In this paper the authors describe the challenges users face when trying to make judgements about probabilistic data generated through samples. As an example, they look at a bar chart of four years of data. Each year has a y-axis value, which is derived from a sample of a larger dataset. For instance, the first value might be the number votes in a given district or riding for 1992, with the average being around 33,000. On top of this is plotted the 95% confidence interval for the mean.
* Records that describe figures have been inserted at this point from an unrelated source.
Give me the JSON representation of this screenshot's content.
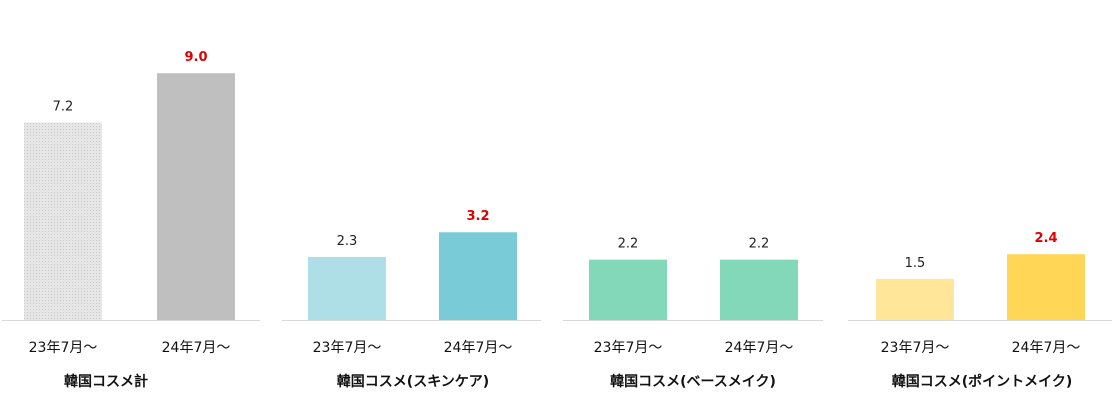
{
  "chart_data": [
    {
      "type": "bar",
      "title": "韓国コスメ計",
      "categories": [
        "23年7月～",
        "24年7月～"
      ],
      "values": [
        7.2,
        9.0
      ],
      "value_labels": [
        "7.2",
        "9.0"
      ],
      "highlight": [
        false,
        true
      ],
      "colors": [
        "#d9d9d9",
        "#bfbfbf"
      ],
      "ylim": [
        0,
        9.7
      ]
    },
    {
      "type": "bar",
      "title": "韓国コスメ(スキンケア)",
      "categories": [
        "23年7月～",
        "24年7月～"
      ],
      "values": [
        2.3,
        3.2
      ],
      "value_labels": [
        "2.3",
        "3.2"
      ],
      "highlight": [
        false,
        true
      ],
      "colors": [
        "#aedfe6",
        "#7acbd8"
      ],
      "ylim": [
        0,
        9.7
      ]
    },
    {
      "type": "bar",
      "title": "韓国コスメ(ベースメイク)",
      "categories": [
        "23年7月～",
        "24年7月～"
      ],
      "values": [
        2.2,
        2.2
      ],
      "value_labels": [
        "2.2",
        "2.2"
      ],
      "highlight": [
        false,
        false
      ],
      "colors": [
        "#82d8b8",
        "#82d8b8"
      ],
      "ylim": [
        0,
        9.7
      ]
    },
    {
      "type": "bar",
      "title": "韓国コスメ(ポイントメイク)",
      "categories": [
        "23年7月～",
        "24年7月～"
      ],
      "values": [
        1.5,
        2.4
      ],
      "value_labels": [
        "1.5",
        "2.4"
      ],
      "highlight": [
        false,
        true
      ],
      "colors": [
        "#ffe699",
        "#ffd655"
      ],
      "ylim": [
        0,
        9.7
      ]
    }
  ]
}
A challenge that users face is that, for a given y-axis value (e.g. 42,000), it is difficult to know which x-axis values are most likely to be representative, because the confidence levels overlap and their distributions are different (the lengths of the confidence interval bars are unequal). One of the solutions the authors propose for this problem is to allow users to indicate the y-axis value of interest (e.g. 42,000) and then draw a horizontal line and color bars based on this value. So bars might be colored red if they are definitely above this value (given the confidence interval), blue if they are definitely below this value, or white if they contain this value.
So, for this challenge, I've used Python with Matplotlib, Pandas and Numpy libraries.
Since the graph is interactive, in order to see the result, you would need to download the file InteractiveGraph.ipynb to your local device and run it on Jupyter Notebook. Keep in mind, that the Y value can is being changed on motion-notify-event.